Buradaki eksi işareti m2’nin m1’e çekildiğini gösterir. Bu da kuvvetin m1’e yönelmiş olduğunu gösterir. Burada aynı zamanda Newton’un üçüncü yasası olan etki-tepki yasasını da hesaba katarsak şöyle bir bağıntı elde ederiz:
F’12 = -F’21
Kütle çekim sabitinin (G) ölçülmesi
1978 yılında Henry Cavendish, oldukça pratik ve önemli bir deneyle kütle çekim sabitini belirledi. Bu deneyde Henry Cavendish bir düzenek, daha doğrusu bir alet tasarladı. Aletin adı da Cavendish aletidir. Cavendish aleti, m kütleli iki kürecikten meydana gelmektedir. Bu küreler yatay ve hafif bir çubuğun uçlarına yerleşmiştir. Bu yatay çubuk da ince bir tel yardımıyla (fiber veya ince metalden) asılmıştır. Ardından başka bir yatay çubuğun uçlarına bağlanmış M kütleli küreler bu m kütleli çubuklara yaklaştırılmıştır. Bunun sonucunda da büyük küreler ve küçük küreler birbirlerine kuvvet uygulayacak ve asılı çubuğun dönmesine vesile olacaktır. Daha sonra asılı tel yeni bir denge konumuna ulaşacak.

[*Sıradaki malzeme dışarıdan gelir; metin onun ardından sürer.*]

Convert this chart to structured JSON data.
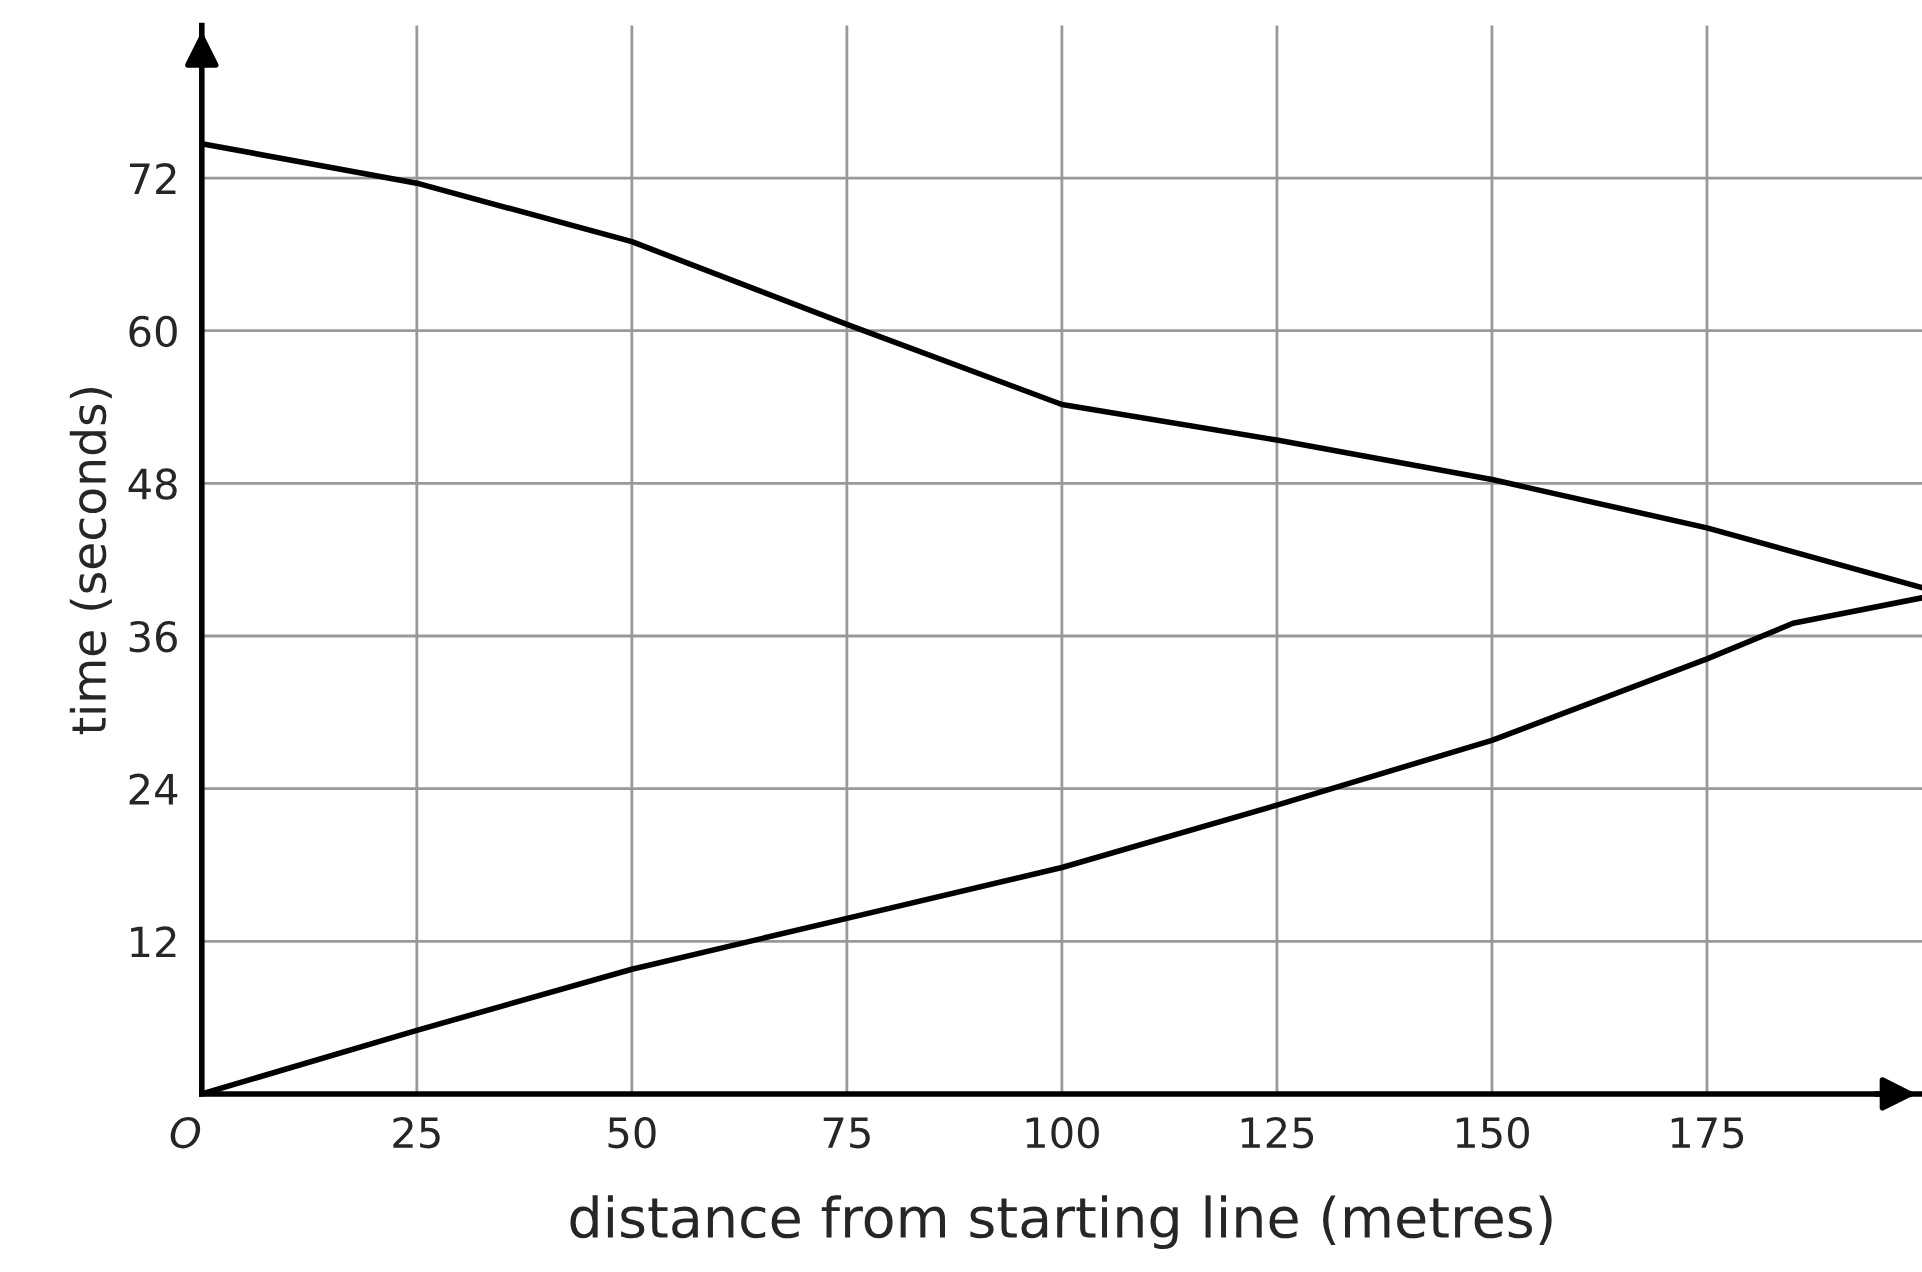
{
  "chart_data": {
    "type": "line",
    "xlabel": "distance from starting line (metres)",
    "ylabel": "time (seconds)",
    "series": [
      {
        "color": "#000000",
        "x": [
          0,
          25,
          50,
          75,
          100,
          125,
          150,
          175,
          200
        ],
        "values": [
          74.7,
          71.6,
          67,
          60.5,
          54.2,
          51.4,
          48.3,
          44.5,
          39.8
        ]
      },
      {
        "color": "#000000",
        "x": [
          0,
          25,
          50,
          75,
          100,
          125,
          150,
          175,
          185,
          200
        ],
        "values": [
          0,
          5,
          9.8,
          13.8,
          17.8,
          22.7,
          27.8,
          34.2,
          37,
          39
        ]
      }
    ],
    "xlim": [
      0,
      200
    ],
    "ylim": [
      0,
      84
    ],
    "xticks": [
      {
        "value": 0,
        "label": "O"
      },
      25,
      50,
      75,
      100,
      125,
      150,
      175
    ],
    "yticks": [
      {
        "value": 0,
        "label": null
      },
      12,
      24,
      36,
      48,
      60,
      72
    ],
    "grid": true,
    "marker": "none",
    "line_style": "solid"
  }
}
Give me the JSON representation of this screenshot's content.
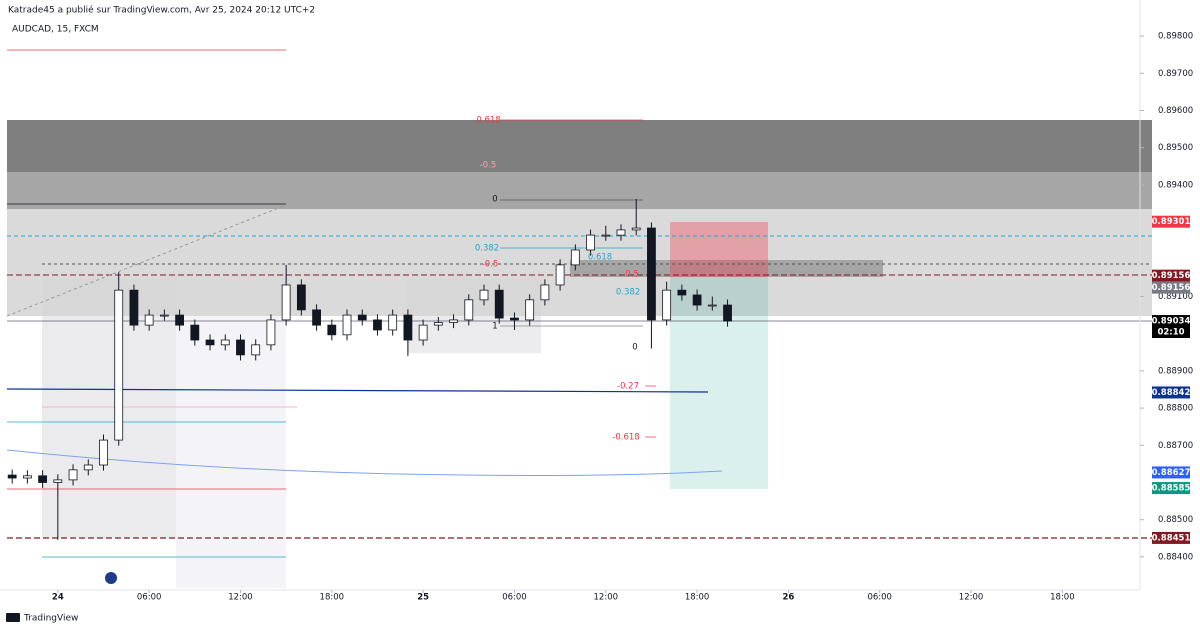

Bu asılı çubuğun döndüğü açı, bir ayna ve ışık kaynağı yardımıyla bulunabilir. Burada ayna askılığa yerleştirilmiş olup ışık demetini yansıtarak bu dereceyi saptamayı sağlar. Ardından bu deney farklı kütleli kürelerle tekrarlanır ve elde edilen sonuçlar arasında bir bağıntı yakalanmaya çalışır. Böylece hem G için sabit bir değer hem de ters ve doğru orantıların doğruluğu kanıtlanmış olur.